Home Kennisplein De potentie van gecombineerde opgaven in het landelijk gebied

26 april 2022

De potentie van gecombineerde opgaven in het landelijk gebied

Op de boerderij melkproductie combineren met biogasproductie helpt de energietransitie en de reductie van stikstof en broeikasgassen

In het RETSI onderzoeken we mogelijkheden om verschillende maatschappelijke opgaven te combineren met de energietransitie.

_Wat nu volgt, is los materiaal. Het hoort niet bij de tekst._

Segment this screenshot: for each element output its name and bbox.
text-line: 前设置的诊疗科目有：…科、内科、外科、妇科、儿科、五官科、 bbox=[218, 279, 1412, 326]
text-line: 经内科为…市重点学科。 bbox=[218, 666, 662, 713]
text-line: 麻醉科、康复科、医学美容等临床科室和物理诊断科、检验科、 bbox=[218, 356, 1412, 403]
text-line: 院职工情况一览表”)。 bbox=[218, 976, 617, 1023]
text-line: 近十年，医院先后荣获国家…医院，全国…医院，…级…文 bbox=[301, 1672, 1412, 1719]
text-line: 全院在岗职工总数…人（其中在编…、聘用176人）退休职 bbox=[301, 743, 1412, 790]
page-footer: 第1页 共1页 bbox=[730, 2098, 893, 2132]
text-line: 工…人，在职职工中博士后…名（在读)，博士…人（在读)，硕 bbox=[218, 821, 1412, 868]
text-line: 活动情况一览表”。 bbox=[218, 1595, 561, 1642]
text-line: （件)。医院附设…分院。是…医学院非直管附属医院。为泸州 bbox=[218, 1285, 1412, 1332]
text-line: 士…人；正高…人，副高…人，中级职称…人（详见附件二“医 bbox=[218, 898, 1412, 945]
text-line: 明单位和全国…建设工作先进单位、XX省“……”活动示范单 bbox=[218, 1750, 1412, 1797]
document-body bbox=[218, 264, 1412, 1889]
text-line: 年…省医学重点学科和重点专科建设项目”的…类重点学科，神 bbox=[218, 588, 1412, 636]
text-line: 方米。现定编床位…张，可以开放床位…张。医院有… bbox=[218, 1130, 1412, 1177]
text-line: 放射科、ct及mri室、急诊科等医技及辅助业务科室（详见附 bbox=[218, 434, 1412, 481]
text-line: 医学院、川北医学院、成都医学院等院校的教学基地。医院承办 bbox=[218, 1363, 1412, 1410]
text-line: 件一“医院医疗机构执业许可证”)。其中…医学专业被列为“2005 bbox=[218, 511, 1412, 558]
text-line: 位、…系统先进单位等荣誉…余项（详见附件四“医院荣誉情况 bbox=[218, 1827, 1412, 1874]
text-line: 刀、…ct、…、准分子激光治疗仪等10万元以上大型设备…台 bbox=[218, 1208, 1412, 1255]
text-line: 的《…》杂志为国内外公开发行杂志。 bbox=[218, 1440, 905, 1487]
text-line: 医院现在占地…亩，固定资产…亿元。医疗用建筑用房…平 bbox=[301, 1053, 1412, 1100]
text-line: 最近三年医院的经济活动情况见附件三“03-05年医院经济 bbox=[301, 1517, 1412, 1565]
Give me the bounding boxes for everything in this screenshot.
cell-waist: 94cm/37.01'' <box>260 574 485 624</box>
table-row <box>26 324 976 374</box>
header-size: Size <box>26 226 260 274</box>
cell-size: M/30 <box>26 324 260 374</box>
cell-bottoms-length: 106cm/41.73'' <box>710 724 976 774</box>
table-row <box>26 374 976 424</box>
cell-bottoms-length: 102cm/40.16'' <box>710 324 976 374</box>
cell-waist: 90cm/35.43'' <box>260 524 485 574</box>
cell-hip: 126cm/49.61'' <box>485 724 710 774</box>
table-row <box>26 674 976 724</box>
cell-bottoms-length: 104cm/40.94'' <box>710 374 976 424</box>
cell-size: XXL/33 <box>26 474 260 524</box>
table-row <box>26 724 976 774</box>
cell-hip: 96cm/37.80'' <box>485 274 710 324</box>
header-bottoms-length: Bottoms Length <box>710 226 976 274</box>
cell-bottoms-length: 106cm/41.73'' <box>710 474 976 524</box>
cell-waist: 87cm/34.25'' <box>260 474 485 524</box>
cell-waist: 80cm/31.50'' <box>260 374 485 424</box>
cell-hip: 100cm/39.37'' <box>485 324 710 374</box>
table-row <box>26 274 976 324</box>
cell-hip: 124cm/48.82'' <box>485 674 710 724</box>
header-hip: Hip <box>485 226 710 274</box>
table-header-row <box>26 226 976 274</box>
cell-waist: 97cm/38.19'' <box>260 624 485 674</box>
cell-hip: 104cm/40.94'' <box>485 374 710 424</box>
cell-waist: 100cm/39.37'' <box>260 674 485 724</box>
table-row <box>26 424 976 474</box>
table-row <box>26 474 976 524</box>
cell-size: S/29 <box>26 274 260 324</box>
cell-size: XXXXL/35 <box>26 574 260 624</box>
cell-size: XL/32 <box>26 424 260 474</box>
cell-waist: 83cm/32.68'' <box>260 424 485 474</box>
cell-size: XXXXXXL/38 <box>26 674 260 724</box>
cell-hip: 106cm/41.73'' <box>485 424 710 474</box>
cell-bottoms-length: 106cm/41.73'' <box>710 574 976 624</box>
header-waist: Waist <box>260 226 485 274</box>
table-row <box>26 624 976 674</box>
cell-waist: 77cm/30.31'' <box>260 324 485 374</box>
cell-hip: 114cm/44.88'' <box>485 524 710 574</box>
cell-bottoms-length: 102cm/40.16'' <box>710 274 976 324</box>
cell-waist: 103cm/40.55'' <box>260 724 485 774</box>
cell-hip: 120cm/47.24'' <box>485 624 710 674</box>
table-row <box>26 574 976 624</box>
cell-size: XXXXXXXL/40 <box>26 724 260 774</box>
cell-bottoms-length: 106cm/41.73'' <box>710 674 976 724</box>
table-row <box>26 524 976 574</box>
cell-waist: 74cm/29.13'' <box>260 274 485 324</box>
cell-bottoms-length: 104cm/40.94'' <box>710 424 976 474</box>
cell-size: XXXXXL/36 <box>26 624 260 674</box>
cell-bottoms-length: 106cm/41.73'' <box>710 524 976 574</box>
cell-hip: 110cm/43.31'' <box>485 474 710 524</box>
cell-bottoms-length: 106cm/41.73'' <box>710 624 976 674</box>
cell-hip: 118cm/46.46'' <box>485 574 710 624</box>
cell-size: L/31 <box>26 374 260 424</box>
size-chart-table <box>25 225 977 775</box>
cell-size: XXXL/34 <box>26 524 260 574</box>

De Nederlandse veehouderij heeft potentie om melkproductie te combineren met biogasproductie als alternatief voor aardgas en daarbij tegelijkertijd de uitstoot van stikstof, lachgas, methaan en koolstofdioxide (CO2) op de boerderij te reduceren. Recentelijk heeft Niek Reijers, master student civiele techniek aan de Universiteit Twente, de potentie van deze gecombineerde opgaven gedetailleerd aangetoond in zijn afstudeeronderzoek getiteld: “Green energy generation and sustainable farming: pollution reduction potential of manure digesters on Dutch
dairy farms.”

RETSI Praktijksamenvatting NR 2

De Nederlandse agrarische sector is een belangrijke economische sector en levert een belangrijke bijdrage aan de economie van Nederland. Uit de figuur hieronder blijkt dat de productiewaarde van de rundveehouderij ten opzichte van de meeste andere agrarische sectoren substantieel is. De rundveehouderij bestaat voor het merendeel uit bedrijven die melk produceren met daarnaast een aanzienlijk kleiner deel bedrijven dat vlees produceert. Het economische belang van deze agrarische sector heeft ook een keerzijde, namelijk de emissie van stikstof, overwegend in de vorm van ammoniak (NH3) en in geringere mate stikstofoxide (NOx) en broeikasgassen.

 

De grondgebonden veehouderij stoot van alle agrarische sectoren veruit de meeste stikstof uit. 87% van die emissies is gerelateerd aan de mestproductie van de dieren, 9% aan het gebruik van kunstmest en 4% aan gewas(resten). “Dierlijke mest veroorzaakt vooral een NH3-emissie in met mest bevuilde stallen, door opslag van drijfmest (met name in mestkelders en bij aanwending van drijfmest bij bemesting van weide- en akkergronden).” (Commissie Remkes, p. 33). Gerekend naar de totale emissie van stikstof (NH3 en NOx) op de Nederlandse bodem, heeft de agrarische sector daarin een aandeel van 46%. Het aandeel van de uit de landbouw afkomstige stikstof neerslag in Natura-2000 gebieden bedraagt 41%(Commissie Remkes, p. 32). Uit deze cijfers blijkt het belang van stikstofreductie in de agrarische sector.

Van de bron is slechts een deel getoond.